Key point 3-04. All states permit clergy to perform marriage ceremonies. However, some states permit only "ordained" or some other classification of clergy to perform marriage ceremonies. It is important for clergy to determine if they are legally authorized to perform marriages under applicable state law, and in addition to be aware of the legal qualifications for marriage and any license and reporting requirements prescribed by state law.
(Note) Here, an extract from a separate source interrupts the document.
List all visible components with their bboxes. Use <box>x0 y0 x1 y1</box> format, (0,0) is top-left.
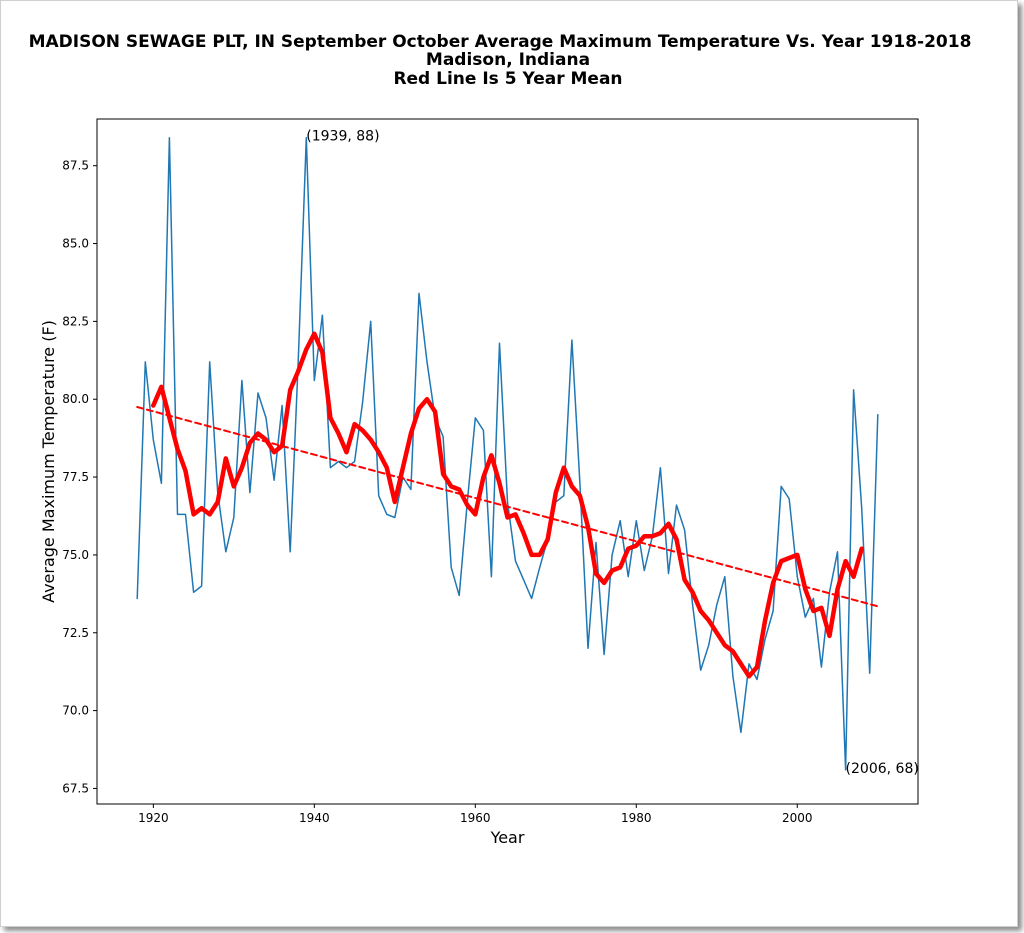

A Florida court ruled that a couple that was "married" in a religious ceremony that did not comply with the requirements for a valid marriage specified in state law was not lawfully married. A couple participated in a religious marriage ceremony in Oregon, and later relocated to Florida. They never applied for or obtained a government issued marriage license. They also never paid a government fee to get civilly married, never supplied their vital statistics to the government, never received a marriage certificate, and never recorded their marriage in Oregon's public records, which are all required by Oregon law. A few years later, in a child support and custody proceeding, the husband claimed that no lawful marriage had ever occurred. The wife disagreed. She conceded that as a general rule a marriage license is required in Oregon for a lawful marriage to occur. However, she relied on the following "savings clause" in the Oregon marriage statute to validate the marriage:
All marriages, to which there are no legal impediments, solemnized before or in any religious organization or congregation according to the established ritual or form commonly practiced therein, are valid. In such case, the person presiding or officiating in the religious organization or congregation shall deliver to the county clerk who issued the marriage license the application, license and record of marriage in accordance with [the marriage statute].